We are deep in the era of algorithmic optimization. Since the beginning of the streaming era, producers have been writing songs to fit the preferences of the algorithm: short intros, shorter durations, mood playlists, a powerful hook, ... Machine learning already curates, recommends, and sometimes co-writes through AI mastering and auto-arranging and recommendation tools. Producers study data like first 7-second retention, playlist inclusion probability, and danceability scores. Songs are built for micro-moments and viral loops, not for albums or narrative arcs. AI-assisted, data-tested music is the new arena rock: huge, efficient, and a little hollow.

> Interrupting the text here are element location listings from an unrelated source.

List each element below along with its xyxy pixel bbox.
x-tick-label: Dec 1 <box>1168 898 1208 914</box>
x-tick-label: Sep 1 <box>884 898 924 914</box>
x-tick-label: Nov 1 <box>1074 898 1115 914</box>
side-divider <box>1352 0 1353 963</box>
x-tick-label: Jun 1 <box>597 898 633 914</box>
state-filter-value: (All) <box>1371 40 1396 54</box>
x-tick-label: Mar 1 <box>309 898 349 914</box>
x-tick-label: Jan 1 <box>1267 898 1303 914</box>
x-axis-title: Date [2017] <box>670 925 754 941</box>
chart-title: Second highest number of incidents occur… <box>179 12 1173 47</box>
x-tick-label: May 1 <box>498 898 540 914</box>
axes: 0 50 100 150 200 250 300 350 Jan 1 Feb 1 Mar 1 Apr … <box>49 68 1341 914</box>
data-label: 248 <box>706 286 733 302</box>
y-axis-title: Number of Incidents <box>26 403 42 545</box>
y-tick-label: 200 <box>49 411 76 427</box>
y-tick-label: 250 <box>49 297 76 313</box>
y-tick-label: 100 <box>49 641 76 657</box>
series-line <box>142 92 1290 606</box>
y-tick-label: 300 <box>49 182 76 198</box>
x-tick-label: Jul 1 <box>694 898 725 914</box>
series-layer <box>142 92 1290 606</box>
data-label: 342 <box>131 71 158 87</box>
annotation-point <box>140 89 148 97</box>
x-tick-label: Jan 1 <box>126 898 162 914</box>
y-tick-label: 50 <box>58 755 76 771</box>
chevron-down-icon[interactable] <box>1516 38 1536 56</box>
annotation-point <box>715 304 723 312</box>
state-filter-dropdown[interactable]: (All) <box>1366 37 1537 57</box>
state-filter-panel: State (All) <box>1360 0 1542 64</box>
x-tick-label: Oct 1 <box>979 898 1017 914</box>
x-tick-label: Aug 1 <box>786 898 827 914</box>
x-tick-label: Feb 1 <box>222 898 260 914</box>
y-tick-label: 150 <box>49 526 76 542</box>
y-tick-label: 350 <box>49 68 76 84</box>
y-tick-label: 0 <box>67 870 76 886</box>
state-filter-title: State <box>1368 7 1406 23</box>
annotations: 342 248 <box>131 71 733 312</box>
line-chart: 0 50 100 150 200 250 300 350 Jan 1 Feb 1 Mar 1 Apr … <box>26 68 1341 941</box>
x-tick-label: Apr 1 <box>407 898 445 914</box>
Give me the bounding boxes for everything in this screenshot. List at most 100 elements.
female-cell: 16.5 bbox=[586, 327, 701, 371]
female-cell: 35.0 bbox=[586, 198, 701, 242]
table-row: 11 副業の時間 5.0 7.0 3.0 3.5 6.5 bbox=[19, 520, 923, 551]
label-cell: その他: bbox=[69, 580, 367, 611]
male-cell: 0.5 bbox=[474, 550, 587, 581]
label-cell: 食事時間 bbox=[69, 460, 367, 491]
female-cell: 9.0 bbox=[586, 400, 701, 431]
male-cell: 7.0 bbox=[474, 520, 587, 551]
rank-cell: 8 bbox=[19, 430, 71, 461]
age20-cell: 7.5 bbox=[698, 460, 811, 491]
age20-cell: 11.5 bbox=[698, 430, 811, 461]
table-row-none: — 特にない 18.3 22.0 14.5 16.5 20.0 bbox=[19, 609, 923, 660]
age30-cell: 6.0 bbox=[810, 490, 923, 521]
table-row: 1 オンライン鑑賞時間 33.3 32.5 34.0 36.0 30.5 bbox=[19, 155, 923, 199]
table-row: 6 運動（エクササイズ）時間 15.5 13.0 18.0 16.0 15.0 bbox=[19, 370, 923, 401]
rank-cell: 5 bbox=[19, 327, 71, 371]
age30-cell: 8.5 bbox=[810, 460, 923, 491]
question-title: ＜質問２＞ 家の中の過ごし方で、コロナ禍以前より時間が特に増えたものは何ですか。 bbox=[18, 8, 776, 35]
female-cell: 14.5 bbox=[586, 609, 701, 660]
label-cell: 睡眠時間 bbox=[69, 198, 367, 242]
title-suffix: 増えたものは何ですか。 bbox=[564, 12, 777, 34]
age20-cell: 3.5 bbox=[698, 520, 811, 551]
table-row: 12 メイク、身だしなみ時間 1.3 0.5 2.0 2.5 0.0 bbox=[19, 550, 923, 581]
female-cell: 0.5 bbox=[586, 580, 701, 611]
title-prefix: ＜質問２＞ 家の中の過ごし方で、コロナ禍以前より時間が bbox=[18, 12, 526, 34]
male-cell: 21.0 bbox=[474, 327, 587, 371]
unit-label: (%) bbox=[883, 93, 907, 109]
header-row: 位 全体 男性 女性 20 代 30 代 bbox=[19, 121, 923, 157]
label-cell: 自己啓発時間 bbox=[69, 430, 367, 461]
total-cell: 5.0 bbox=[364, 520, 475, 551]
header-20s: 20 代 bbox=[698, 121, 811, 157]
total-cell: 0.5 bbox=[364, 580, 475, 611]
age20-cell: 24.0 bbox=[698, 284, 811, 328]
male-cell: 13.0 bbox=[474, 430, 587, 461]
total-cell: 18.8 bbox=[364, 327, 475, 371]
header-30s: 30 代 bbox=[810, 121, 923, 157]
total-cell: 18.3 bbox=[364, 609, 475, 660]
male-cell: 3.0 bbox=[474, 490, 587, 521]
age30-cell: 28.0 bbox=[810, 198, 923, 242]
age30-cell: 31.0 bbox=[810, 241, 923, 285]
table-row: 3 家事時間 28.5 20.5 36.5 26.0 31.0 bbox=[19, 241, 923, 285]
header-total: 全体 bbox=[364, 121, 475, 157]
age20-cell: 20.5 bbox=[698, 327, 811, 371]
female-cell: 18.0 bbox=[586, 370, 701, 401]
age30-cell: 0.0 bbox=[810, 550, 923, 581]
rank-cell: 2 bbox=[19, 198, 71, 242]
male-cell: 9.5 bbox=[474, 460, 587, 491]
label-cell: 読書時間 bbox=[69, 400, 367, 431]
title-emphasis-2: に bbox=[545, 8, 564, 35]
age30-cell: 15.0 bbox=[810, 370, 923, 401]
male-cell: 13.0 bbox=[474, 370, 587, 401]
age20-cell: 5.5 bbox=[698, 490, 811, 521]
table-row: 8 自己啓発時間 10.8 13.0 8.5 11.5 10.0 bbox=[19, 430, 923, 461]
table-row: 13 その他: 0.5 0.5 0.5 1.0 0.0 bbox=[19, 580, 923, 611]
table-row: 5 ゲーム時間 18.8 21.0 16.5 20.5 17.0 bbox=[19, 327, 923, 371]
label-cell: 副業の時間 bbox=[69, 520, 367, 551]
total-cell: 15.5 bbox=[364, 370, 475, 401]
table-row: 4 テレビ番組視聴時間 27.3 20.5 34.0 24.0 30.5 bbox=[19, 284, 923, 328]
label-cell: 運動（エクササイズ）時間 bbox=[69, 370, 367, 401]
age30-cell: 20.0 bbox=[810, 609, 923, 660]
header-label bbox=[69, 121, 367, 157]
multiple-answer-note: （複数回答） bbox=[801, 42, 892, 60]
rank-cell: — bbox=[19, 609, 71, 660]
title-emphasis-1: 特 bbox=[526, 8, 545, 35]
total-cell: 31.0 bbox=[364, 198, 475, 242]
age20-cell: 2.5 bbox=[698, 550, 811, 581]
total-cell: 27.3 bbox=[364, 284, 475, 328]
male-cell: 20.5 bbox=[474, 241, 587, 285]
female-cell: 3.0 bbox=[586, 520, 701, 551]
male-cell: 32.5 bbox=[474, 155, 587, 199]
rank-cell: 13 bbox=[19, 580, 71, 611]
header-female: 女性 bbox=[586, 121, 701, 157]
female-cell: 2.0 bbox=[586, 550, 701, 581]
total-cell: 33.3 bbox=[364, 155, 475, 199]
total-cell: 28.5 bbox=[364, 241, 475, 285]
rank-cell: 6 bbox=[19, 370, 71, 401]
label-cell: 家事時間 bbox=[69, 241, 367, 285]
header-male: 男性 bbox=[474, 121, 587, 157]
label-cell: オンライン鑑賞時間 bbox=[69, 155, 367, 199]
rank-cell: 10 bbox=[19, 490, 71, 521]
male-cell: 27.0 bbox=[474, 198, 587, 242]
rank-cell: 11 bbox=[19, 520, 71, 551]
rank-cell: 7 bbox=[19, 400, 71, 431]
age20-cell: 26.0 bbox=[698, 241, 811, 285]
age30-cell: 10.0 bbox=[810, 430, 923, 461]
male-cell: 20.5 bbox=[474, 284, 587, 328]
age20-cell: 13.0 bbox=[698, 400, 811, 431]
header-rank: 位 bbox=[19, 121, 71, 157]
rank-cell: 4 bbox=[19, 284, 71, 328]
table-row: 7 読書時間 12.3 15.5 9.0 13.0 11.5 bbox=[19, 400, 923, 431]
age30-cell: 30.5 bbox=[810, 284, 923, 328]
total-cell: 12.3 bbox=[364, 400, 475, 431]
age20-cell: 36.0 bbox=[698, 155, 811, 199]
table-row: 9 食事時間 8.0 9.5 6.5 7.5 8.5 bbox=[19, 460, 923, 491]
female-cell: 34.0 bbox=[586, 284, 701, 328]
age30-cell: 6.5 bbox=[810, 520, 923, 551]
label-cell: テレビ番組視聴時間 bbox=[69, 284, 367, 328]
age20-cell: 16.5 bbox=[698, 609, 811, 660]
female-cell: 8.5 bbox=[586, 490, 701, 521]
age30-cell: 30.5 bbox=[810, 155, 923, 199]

It feels like we are in a deep cultural loop that repeats every few decades. What makes music "good"? What makes new generations fatigue from the uniformity of mainstream music?  Historically, when music becomes too homogeneous and polished, data-driven, and risk averse, audiences rebel and cultural resets happen. A new wave rejects polish and re-injects vulnerability and imperfection. Late 1950s teen pop was disrupted by the 1960s rock counterculture. The Hit Factory era of the 1970s (slick, predictable, radio-friendly hits that maximized airplay and record sales) degenerated into disco and led to the backlash of punk and new wave. 1980s glam and hair bands and MTV pop and arena rock created the backlash of grunge and rap in the 1990s. Boy bands, alt rock, EDM and hip hop, a sea of pop homogeny and the indie search for authenticity. The specifics change but the emotional physics don't. 

So maybe this mediocre AI band is not the end of the world. Maybe it's just time for another backlash. 

Would be cool to see the next Nirvana.

(Oh, by the way, this post was written largely by ChatGPT).